Warren was released from prison in 2007, Smokes four years later.
They fought from then on to vacate their convictions, with their lawyers arguing that the case was built on testimony from witnesses manipulated and threatened with arrest by NYPD detectives and prosecutors from the Manhattan district attorney’s office.
In 202, Manhattan Supreme Court Justice Stephen Antignani denied their motion to vacate the convictions.
But as an appeal was being prepared, the postconviction justice unit formed under DA Alvin Bragg took another look at the case. In October, prosecutors told the judge DA’s office is “prepared to concede … that there is newly discovered evidence that creates a reasonable probability of a more favorable outcome.”

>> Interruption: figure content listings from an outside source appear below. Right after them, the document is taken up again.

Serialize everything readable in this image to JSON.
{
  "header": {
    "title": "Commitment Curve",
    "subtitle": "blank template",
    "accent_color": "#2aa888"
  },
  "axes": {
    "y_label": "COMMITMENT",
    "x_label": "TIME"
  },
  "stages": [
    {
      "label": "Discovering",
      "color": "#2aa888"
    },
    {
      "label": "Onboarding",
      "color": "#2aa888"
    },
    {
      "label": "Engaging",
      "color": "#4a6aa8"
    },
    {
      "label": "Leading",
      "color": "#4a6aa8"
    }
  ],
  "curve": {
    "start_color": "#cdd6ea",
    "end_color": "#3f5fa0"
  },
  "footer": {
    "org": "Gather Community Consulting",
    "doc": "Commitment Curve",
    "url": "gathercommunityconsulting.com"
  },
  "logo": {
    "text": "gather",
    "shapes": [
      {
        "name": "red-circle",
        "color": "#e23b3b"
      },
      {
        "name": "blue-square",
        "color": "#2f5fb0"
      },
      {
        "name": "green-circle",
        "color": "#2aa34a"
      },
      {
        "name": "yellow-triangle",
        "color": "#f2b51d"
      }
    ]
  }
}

The evidence includes photos that had been misplaced; leads that pointed to other suspects and had not been turned over to defense lawyers as required; statements
from two witnesses, and notes suggesting another witness was directed to pick out Warren’s name and photo from a set of possible suspects.
On Jan. 31, Smokes and Warren were cleared, Antignani telling them they were free to go as “innocent men.”
At that point, Alary, who had followed their plight from afar — he lives with his wife and two sons in Montreal, where he is a film composer — sent his letter to lawyer James Henning.
Alary said in a phone interview that his family, including his late grandmother, kept their grief bottled up through the years, tending not to talk about the murder.
But he said it was important that Smokes and Warren knew that the only anger he and his family feel is toward a criminal justice system that time and again has wrongly imprisoned Black men.
“Whatever it means to them, I’m on their side — and I believe them, I believe in their innocence and I wish them the best in this fight,” Alary said. “They were surprised that I said that to them. They thought [my family] would be angry. No.
“For me, it’s a tragedy that they had to pay for a crime they did not commit,” he added.
Alary also said that while it would be satisfying if the real killers were arrested and convicted, he doubts that will ever happen.
Indeed, after meeting with the NYPD, the DA’s office decided it would not reinvestigate the case. A police source said the conflicting eyewitness account — while instrumental in vindicating Smokes and Warren — would make it impossible to get a conviction unless someone stepped forward and confessed.
Smokes and Warren said that while they are generally private people, they see a future in which they help others fight like they did to clear their names.
“This is my legacy,” Warren said. “So I can see myself advocating for other people.”